BEIJING: Chinese internet users on Monday accused the U.S. of double standards after Washington condemned a deadly knife attack in southwest China but refrained from calling it a terrorist incident.
The U.S. embassy in China said on social media that it condemned the “terrible and senseless act of violence in Kunming” and expressed condolences to those affected in what it said were a “tragedy.”
The attack on Saturday night saw masked assailants stab civilians at a train station, killing 29 and wounding more than 130.
China has blamed separatists from the restive region of Xinjiang for what it described as an act of terror, with state media dubbing the incident “China’s 9/11.”
But thousands of Chinese Internet users slammed the U.S. for refusing to follow China in defining the attack as terrorism, comparing the knifings to last year’s bombing of the Boston Marathon as well as 9/11.
“Merely ‘terrible and senseless?’ Only ‘violence?’ Would Americans say the same thing about similar attacks on their own territory?” Ma Xiaolin, a website administrator, asked on Sina Weibo, a Chinese equivalent of Twitter.
“If you say that the Kunming attack is a ‘terrible and senseless act of violence,’ then the 9/11 attack can be called a ‘regrettable traffic incident,'” posted Cao Fan.
In typical mocking response, another user wrote: “I express my condolences for the setting off of fireworks and burning incident at the Boston Marathon.”
The U.S. statement came after the U.N. Security Council condemned the killings and said that it “underlined the need to bring perpetrators, organizers, financiers and sponsors of this terrorist attack to justice.”
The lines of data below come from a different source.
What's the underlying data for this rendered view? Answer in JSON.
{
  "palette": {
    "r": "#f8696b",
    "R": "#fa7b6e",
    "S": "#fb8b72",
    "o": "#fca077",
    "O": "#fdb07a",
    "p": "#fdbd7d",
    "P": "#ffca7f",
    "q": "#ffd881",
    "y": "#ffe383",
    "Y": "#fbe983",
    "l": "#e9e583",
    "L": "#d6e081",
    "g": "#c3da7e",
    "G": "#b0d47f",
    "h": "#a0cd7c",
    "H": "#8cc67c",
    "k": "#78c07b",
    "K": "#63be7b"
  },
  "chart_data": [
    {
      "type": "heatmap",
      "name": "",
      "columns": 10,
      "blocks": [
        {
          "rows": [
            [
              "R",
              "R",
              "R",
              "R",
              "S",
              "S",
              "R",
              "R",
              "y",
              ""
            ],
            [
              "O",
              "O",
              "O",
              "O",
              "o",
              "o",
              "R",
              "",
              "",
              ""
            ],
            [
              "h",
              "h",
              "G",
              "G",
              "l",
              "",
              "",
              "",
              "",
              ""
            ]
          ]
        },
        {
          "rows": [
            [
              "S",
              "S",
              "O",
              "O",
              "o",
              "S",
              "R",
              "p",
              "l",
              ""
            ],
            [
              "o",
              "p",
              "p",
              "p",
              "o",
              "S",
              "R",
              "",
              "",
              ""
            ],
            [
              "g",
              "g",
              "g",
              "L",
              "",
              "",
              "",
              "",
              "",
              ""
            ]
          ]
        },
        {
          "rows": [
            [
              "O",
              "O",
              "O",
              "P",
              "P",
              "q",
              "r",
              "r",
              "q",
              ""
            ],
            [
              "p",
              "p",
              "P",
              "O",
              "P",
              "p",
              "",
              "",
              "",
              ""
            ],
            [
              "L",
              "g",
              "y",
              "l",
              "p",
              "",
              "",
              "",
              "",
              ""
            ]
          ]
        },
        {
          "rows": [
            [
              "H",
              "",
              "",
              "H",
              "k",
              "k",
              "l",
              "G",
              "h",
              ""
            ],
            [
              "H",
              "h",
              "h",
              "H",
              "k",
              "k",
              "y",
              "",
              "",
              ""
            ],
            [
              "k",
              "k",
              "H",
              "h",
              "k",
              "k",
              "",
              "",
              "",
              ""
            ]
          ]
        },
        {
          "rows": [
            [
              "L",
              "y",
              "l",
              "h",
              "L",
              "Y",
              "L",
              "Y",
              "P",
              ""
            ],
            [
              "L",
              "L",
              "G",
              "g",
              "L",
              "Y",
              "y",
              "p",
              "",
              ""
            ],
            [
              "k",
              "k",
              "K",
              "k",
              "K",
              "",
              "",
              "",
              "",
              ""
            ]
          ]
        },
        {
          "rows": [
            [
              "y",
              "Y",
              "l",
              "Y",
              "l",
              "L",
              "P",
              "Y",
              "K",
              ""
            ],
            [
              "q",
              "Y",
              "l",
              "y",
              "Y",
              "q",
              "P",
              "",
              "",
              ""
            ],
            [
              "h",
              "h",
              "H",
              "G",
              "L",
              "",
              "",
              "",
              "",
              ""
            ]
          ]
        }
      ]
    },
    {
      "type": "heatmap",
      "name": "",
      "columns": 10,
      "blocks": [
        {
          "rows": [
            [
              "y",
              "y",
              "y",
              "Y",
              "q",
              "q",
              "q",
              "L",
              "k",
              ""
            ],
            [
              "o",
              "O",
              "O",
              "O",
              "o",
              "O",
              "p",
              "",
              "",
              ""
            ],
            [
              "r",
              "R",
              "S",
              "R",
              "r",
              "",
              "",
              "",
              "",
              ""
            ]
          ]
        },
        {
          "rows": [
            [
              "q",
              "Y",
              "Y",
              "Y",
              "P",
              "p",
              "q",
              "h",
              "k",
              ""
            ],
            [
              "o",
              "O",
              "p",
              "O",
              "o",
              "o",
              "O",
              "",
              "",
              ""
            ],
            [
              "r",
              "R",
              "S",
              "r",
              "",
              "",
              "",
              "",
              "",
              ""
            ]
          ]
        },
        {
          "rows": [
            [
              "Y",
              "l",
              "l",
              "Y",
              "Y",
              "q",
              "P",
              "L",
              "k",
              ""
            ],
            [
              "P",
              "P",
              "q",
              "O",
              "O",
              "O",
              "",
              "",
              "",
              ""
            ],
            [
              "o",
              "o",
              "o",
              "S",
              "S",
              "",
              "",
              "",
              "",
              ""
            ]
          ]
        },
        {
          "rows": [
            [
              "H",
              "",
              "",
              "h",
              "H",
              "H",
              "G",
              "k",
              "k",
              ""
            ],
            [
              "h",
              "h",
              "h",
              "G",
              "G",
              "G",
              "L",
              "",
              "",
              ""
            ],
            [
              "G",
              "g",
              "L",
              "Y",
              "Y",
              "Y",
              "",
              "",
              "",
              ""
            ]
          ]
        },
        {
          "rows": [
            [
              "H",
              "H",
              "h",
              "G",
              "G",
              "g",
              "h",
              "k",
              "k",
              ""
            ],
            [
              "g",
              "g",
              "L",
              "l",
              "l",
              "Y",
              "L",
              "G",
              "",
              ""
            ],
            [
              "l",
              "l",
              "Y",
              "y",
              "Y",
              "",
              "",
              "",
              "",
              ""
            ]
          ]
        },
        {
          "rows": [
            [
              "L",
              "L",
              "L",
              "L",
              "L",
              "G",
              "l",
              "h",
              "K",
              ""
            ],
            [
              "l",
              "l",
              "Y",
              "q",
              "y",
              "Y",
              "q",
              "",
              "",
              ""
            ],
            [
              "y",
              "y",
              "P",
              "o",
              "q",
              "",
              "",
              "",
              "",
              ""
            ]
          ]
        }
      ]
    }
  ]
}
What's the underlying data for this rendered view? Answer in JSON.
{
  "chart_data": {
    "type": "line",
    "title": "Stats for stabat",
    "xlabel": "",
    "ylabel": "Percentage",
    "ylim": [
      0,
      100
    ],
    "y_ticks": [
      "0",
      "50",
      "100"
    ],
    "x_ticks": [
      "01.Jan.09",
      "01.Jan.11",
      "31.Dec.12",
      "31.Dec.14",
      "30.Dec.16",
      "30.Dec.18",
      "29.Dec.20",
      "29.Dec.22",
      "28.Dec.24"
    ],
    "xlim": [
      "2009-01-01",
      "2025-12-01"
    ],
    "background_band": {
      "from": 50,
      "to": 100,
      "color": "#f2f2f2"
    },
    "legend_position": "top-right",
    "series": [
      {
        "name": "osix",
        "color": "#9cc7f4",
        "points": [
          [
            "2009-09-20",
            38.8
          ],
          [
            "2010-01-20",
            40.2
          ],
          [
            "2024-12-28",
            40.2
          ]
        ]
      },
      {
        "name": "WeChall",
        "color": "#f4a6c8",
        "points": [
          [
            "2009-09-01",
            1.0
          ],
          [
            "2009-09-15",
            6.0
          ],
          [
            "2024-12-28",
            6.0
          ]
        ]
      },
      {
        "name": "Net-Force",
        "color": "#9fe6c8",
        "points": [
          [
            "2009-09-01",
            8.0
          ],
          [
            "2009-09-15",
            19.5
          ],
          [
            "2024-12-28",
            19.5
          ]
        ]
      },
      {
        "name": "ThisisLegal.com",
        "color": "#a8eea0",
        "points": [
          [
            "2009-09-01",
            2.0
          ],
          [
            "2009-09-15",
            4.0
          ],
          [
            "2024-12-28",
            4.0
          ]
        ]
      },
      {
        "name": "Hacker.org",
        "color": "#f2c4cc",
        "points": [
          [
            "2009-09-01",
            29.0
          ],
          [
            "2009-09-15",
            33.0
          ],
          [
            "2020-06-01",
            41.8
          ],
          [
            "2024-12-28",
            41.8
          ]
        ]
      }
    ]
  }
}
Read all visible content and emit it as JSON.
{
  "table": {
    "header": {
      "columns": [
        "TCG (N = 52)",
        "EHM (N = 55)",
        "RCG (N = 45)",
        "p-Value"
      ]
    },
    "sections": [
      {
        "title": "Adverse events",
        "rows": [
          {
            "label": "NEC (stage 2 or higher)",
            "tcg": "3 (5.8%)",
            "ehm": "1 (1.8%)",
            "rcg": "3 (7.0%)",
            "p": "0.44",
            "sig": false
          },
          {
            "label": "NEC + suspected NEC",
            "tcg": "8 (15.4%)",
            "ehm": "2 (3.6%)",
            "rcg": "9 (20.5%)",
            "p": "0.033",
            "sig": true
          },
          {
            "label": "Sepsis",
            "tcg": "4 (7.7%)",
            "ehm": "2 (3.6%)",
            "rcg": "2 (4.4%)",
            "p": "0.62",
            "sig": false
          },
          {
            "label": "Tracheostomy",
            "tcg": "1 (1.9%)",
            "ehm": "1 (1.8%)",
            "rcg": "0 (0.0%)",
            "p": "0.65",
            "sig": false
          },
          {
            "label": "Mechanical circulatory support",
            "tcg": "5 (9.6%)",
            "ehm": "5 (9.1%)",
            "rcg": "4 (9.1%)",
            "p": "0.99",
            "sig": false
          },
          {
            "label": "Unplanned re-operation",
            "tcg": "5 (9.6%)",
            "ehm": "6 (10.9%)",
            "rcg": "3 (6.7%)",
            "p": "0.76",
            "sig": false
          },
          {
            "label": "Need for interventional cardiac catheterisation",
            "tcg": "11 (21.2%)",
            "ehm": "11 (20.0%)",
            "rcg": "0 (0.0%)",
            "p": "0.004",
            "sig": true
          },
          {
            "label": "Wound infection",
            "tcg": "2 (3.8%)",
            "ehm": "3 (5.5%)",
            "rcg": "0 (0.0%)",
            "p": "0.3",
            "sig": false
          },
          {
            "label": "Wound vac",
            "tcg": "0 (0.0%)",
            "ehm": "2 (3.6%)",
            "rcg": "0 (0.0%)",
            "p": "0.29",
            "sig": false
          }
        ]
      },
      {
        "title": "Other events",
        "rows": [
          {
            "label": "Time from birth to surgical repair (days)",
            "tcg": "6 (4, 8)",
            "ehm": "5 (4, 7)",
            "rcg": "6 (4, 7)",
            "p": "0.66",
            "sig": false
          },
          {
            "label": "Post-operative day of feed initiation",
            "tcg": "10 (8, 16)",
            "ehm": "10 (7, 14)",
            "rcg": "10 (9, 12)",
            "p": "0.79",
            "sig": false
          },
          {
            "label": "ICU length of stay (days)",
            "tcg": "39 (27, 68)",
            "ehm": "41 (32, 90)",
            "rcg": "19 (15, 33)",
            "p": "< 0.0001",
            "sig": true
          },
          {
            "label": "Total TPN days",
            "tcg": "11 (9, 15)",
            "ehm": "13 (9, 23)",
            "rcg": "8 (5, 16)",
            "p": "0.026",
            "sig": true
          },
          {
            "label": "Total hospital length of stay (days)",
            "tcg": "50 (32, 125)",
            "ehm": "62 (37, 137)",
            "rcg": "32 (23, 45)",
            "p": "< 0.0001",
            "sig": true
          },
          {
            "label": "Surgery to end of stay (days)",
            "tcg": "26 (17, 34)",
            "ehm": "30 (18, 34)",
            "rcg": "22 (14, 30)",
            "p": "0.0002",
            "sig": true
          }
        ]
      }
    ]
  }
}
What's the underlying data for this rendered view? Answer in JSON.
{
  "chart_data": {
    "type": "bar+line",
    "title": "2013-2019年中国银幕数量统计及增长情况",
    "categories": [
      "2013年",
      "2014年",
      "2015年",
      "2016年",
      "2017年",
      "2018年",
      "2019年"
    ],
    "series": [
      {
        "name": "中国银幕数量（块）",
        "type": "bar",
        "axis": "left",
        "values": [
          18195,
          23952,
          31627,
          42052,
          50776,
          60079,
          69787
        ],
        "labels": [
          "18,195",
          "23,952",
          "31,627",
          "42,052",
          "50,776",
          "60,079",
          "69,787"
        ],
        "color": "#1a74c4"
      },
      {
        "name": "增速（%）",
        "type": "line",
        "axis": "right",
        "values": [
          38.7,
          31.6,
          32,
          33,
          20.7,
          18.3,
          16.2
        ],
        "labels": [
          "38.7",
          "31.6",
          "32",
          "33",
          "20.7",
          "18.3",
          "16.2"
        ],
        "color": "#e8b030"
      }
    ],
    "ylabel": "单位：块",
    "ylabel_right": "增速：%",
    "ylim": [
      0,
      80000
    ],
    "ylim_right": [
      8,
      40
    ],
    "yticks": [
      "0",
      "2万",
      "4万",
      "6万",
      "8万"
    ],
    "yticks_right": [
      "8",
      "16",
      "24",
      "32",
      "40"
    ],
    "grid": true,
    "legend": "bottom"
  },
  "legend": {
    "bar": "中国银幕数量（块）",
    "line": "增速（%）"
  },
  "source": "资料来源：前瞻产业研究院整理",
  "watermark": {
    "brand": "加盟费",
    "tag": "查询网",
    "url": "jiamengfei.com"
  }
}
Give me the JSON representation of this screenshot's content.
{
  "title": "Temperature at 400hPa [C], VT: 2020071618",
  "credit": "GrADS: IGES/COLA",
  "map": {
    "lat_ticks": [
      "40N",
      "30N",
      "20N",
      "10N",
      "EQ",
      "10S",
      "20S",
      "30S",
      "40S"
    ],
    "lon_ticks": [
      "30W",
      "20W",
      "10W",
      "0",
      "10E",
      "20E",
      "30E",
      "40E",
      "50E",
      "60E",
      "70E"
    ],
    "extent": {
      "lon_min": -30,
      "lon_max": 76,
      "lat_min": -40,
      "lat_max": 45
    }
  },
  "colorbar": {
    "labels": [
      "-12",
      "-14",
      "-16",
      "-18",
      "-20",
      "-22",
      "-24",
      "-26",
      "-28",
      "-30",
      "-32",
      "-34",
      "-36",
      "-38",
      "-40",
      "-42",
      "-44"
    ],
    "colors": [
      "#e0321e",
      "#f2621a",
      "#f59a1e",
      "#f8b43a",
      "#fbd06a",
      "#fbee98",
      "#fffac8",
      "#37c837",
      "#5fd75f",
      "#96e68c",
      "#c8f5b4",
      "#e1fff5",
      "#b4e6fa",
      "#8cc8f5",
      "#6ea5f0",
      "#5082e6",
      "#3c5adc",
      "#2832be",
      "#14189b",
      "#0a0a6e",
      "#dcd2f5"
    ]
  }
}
It added: “Any acts of terrorism are criminal and unjustifiable regardless of their motivation.”
Russian President Vladimir Putin also described the attack as “terror” in a message sent to China’s President Xi Jinping, state media reported on Monday.
Following the September 11, 2001 attacks on New York and Washington, the U.S. placed the East Turkestan Islamic Movement, which China blames for unrest in the vast Xinjiang region, on its official list of international terrorist organizations.
But the group’s strength and links to global terrorism are murky, and some experts say China exaggerates its threat to justify tough security measures in Xinjiang, home to the mainly Muslim Uighur ethnic minority.
Several Uighurs were detained in the U.S.’ Guantanamo Bay facility, although nearly all were later released without charge.
But the U.S. has refrained from labeling recent clashes between Uighurs and security forces in Xinjiang as terrorism, while condemning China’s treatment of the minority, prompting the foreign ministry in Beijing to repeatedly accuse Washington of a “double standard.”
Chinese social media services are subject to strict censorship, with posts and responses critical of China’s official stance regularly deleted.